Conservative Alan Wisdom of the Institute on Religion and Democracy (IRD) says he finds it odd that religious supporters of Bush's nominees have been "widely chastised for mixing religion in affairs of state, when equally outspoken religious opponents of those same judges have not been maligned." IRD points out that when Senate Majority Leader Bill Frist (Republican) addressed a Family Research Council event last month to arouse support for Bush nominees and for possible action to break to break any filibuster against them, many critics -- including some mainline Protestant denomination officials -- widely condemned Senator Frist for allegedly injecting religion into the debate.
But at the same time, certain leaders of those same mainline denominations have since been urging support for the continued practice of judicial filibustering.

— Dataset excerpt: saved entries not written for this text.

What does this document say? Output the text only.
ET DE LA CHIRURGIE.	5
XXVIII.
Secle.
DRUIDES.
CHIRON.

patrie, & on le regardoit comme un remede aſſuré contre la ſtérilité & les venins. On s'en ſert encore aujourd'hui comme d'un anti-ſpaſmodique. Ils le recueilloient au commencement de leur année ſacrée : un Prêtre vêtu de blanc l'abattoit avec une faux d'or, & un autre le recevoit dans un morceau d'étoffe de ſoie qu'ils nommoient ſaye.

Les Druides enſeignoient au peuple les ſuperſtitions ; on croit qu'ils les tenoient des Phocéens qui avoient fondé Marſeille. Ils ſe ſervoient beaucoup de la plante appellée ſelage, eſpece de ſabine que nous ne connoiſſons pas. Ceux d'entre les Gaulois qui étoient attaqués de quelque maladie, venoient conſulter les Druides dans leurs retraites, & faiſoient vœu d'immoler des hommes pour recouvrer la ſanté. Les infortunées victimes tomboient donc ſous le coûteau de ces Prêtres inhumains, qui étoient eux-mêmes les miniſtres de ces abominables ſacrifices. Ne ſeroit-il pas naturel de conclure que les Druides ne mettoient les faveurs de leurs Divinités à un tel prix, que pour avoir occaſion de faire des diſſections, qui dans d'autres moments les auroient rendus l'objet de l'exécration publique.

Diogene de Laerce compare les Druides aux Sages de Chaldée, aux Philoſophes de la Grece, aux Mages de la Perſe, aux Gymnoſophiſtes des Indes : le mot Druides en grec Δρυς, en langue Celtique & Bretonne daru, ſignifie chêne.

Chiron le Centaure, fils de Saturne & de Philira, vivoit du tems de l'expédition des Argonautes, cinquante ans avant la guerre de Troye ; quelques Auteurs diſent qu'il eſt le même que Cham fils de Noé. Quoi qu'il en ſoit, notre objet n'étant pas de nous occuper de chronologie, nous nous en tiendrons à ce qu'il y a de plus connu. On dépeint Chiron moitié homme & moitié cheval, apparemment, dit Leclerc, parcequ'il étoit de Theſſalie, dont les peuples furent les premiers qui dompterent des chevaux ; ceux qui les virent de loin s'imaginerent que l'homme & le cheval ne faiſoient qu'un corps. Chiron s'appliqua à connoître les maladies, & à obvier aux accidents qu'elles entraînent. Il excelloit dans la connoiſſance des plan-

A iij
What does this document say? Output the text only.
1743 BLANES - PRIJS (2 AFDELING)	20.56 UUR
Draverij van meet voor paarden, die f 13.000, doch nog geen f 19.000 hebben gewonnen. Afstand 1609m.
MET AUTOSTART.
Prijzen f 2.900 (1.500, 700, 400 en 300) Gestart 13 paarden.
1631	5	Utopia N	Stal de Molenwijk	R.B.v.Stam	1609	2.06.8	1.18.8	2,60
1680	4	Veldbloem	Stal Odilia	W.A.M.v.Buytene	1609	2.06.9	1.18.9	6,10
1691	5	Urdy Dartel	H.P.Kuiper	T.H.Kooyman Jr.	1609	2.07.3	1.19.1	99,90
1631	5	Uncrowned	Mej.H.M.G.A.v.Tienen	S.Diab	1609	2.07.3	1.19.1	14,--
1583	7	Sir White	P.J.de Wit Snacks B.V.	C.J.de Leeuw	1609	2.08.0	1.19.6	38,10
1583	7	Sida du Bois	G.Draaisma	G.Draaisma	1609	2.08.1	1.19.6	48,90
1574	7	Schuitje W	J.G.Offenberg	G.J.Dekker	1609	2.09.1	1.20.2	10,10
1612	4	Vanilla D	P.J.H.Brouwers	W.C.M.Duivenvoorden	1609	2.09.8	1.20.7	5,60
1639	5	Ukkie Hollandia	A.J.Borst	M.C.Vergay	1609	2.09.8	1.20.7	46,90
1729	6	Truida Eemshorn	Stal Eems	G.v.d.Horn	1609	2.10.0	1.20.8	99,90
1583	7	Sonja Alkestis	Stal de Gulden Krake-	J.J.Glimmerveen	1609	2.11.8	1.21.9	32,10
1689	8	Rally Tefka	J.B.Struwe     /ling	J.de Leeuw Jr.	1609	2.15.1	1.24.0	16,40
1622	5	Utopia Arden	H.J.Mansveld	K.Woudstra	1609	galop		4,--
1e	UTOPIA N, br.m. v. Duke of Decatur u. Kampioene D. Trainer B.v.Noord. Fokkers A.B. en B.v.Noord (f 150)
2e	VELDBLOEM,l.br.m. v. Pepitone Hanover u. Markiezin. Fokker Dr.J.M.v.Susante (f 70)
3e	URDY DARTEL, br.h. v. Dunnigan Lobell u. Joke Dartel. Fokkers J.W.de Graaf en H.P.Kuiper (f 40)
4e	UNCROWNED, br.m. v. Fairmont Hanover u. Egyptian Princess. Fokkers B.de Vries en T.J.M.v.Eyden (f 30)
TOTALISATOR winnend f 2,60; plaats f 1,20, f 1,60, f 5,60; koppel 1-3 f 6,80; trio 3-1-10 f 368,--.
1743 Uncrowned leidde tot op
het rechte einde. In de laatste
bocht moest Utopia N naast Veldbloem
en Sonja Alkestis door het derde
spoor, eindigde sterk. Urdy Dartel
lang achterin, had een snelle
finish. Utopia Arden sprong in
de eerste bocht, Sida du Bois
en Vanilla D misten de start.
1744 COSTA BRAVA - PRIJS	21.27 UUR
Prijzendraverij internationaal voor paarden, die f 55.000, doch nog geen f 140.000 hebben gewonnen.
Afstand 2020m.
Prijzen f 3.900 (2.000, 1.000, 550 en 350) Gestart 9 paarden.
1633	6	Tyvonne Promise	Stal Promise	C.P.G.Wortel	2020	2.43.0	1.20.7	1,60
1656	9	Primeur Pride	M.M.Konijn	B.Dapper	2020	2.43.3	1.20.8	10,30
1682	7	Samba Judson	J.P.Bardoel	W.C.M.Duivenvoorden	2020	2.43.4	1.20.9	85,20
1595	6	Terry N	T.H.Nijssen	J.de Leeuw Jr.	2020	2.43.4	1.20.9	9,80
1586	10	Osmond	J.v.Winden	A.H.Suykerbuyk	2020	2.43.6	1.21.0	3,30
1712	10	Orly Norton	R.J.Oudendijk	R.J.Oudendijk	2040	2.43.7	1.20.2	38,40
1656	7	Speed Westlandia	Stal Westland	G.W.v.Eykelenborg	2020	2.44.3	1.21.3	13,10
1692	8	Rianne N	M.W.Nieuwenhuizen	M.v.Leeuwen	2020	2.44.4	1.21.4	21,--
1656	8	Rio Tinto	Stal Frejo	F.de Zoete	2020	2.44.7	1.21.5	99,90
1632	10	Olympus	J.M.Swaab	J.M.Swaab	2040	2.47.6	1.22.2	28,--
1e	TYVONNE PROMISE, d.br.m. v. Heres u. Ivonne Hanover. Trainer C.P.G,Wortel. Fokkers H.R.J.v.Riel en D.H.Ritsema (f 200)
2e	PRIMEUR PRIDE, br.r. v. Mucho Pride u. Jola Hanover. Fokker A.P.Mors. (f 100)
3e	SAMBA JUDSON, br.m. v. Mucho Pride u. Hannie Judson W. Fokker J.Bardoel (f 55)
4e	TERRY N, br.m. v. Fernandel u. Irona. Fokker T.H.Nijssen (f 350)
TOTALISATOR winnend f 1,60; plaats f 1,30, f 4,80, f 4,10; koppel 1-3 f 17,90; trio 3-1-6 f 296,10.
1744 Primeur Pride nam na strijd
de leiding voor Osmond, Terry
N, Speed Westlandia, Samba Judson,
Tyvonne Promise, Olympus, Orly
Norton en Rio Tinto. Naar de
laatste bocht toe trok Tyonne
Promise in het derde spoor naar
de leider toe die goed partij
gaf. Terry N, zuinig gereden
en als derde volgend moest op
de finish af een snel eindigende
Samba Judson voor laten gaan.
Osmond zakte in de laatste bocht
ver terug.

The presiding bishop of the Evangelical Lutheran Church in America wrote Frist and accused him of "political manipulation" on the filibuster issue. National Council of Churches chief Bob Edgar signed a letter to both the Senate majority and minority leaders, urging that they protect senators' right to filibuster the judicial nominees.
Also, the stated clerk of the Presbyterian Church USA joined a media conference call, along with other liberal mainline churches, to lament religious conservative opposition to the practice. And the United Methodist Women's organization even launched a "Save the Filibuster" campaign.
Although the IRD took no official position on judicial filibustering, Wisdom wonders, "Why do critics cry 'theocracy' when conservative parachurch groups, funded by people who share their political convictions, speak up for those convictions?" And why, he asks, do the same critics "accept the liberal political advocacy of mainline church officials, who use offering plate money to oppose the political convictions of most of their active members?"